The reason, I've come to believe, has a lot to do with something called "corporate personhood," a legal concept obscure to many but pervasive in its effects. It stems from the last Gilded Age when corporation lawyers argued before the Supreme Court that the Fourteenth Amendment, which was written to guarantee "equal protection of the laws" to African-Americans, should be reinterpreted to apply to corporations -- and not to blacks. It sounds crazy, but it worked. And even after we repaired the damage by applying the amendment to the African-Americans it was intended for, we've never gone back and stopped applying it to corporations. (This is too long a story to tell in a single post but for a good primer check out the documentary, The Corporation, or the book, Unequal Protection, by Air America talk show host Thom Hartmann -- full disclosure: Hartmann has said some very nice things about my own book.)

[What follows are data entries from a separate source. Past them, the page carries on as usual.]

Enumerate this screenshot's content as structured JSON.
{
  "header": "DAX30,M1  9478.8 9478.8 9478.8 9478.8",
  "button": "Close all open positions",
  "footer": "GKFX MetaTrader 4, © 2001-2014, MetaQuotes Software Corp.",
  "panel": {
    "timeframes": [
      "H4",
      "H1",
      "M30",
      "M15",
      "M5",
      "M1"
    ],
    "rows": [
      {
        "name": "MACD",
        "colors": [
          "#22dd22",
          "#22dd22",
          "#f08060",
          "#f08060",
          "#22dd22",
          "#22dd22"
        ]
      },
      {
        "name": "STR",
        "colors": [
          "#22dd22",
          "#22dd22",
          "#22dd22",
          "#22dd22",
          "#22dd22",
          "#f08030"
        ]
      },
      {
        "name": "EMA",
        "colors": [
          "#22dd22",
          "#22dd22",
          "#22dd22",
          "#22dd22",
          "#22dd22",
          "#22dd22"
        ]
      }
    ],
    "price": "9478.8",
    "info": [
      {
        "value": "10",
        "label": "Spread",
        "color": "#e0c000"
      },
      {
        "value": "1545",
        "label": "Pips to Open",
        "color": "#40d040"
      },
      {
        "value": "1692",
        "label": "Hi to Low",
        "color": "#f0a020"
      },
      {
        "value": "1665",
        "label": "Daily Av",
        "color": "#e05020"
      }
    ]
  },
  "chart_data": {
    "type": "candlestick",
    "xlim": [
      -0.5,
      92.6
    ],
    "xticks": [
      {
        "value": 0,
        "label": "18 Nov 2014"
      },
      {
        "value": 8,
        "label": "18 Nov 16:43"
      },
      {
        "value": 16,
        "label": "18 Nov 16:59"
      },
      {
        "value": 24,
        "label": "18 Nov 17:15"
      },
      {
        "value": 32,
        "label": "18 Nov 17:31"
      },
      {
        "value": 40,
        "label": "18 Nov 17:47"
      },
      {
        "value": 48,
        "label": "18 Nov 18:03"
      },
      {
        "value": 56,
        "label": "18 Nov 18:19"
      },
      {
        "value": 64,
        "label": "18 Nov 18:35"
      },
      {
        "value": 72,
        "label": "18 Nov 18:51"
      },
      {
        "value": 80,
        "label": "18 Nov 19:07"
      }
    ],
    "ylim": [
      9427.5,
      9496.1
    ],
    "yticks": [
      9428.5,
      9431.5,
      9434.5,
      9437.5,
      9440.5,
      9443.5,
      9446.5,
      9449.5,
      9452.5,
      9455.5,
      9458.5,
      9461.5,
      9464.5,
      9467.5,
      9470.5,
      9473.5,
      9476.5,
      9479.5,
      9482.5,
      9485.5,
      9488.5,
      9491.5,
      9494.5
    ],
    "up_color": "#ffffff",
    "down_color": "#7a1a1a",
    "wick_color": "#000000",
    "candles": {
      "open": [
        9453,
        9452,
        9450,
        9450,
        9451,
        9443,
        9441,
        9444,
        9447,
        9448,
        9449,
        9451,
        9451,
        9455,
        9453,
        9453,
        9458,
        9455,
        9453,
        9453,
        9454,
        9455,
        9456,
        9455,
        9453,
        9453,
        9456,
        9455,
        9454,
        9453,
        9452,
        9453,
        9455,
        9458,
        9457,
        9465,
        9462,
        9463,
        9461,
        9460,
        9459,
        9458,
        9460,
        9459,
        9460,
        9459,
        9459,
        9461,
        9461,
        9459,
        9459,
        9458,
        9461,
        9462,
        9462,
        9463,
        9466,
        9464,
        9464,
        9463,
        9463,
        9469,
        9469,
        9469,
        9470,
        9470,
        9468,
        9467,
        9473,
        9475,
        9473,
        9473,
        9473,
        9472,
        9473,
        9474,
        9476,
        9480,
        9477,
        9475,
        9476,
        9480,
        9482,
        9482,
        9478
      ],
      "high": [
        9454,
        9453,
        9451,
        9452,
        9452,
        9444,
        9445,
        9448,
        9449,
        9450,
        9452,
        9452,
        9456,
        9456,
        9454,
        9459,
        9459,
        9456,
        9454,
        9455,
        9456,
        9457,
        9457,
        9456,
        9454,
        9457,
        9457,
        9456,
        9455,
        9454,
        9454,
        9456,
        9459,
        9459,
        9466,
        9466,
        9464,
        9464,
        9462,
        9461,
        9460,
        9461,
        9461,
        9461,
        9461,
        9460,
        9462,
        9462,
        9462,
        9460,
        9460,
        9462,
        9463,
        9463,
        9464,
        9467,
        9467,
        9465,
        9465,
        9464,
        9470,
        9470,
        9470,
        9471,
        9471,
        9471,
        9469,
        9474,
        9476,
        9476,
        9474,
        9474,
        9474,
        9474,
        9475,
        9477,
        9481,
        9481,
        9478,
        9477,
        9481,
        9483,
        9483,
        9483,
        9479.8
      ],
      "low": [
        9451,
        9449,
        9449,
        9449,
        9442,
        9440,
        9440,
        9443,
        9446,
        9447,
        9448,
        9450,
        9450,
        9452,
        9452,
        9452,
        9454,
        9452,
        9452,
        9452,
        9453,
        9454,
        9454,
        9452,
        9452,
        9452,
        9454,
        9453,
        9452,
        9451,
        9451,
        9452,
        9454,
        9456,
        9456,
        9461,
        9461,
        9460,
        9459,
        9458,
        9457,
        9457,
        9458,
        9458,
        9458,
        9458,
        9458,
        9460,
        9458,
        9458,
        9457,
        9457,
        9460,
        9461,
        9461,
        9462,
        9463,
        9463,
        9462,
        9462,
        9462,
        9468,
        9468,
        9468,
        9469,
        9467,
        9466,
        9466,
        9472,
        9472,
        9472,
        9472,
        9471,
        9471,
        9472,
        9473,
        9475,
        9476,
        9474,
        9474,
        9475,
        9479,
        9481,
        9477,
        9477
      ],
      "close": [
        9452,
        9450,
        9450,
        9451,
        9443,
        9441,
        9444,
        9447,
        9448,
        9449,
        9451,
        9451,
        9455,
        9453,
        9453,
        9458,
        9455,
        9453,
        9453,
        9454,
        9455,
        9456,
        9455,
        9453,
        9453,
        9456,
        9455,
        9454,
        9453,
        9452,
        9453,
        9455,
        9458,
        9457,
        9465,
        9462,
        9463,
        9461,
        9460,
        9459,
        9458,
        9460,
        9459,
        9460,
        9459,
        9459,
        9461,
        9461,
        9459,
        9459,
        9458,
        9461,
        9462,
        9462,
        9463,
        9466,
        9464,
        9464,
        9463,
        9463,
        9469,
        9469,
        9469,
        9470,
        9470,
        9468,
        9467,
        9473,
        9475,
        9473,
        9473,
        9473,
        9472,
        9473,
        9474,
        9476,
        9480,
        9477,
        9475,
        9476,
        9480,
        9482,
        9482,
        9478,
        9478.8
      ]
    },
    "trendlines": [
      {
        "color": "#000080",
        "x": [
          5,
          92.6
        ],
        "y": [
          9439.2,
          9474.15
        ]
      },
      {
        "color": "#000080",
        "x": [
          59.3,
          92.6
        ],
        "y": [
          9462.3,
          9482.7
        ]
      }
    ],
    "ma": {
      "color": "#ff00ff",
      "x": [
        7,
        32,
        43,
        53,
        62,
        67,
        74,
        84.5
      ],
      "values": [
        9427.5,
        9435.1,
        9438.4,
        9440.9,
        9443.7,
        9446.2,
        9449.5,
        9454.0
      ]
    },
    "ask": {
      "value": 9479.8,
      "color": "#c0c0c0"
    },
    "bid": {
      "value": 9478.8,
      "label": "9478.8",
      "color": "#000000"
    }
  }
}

The doctrine of corporate personhood allows corporations to assert that they have human rights just like people -- for example, the first amendment right to free speech. That's allowed them to get law struck down that were passed by We The People to bar them from using their wealth to control our politics. For example, in the 1950s, big business got a Wisconsin law overturned which had mandated, quite sensibly, that corporations shouldn't be able to buy influence by giving money to political parties or candidates. More recently, the Supreme Court applied the same logic to scale back federal campaign finance reform.

That means corporations are allowed to lobby "their" representatives in congress as if they were people. But unlike people, they are legally bound to look after their own narrow self-interest. People pursue politics as citizens -- with concerns not just for themselves but for the nation, the environment, and for social justice. That's why someone like Warren Buffett argues as a citizen that his taxes ought to go up. It's not in his narrow self-interest, but he understands it is in the interest of the country and in the interest of basic fairness. But corporations have a fiduciary responsibility to maximize profits even if it means betraying the nation, trashing the environment, or fomenting unconscionable levels of inequality. Nothing is unconscionable for a corporation because they don't have consciences; they're not really people, whatever the courts may say. Ironically, with this state of affairs there are surely scores of corporations in which Warren Buffett is the leading shareholder that have actively lobbied to cut the very capital gains taxes he believes should be raised.

That's how plutocracy works. Even if you convince the people -- and even if you convince the plutocrats -- that we need reform, there are wealthy, powerful non-human forces that will thwart those reforms.

So if things don't get better soon, don't blame the plutocrats. A lot of them are on our side. Rather, if nothing changes, blame -- and change -- the system.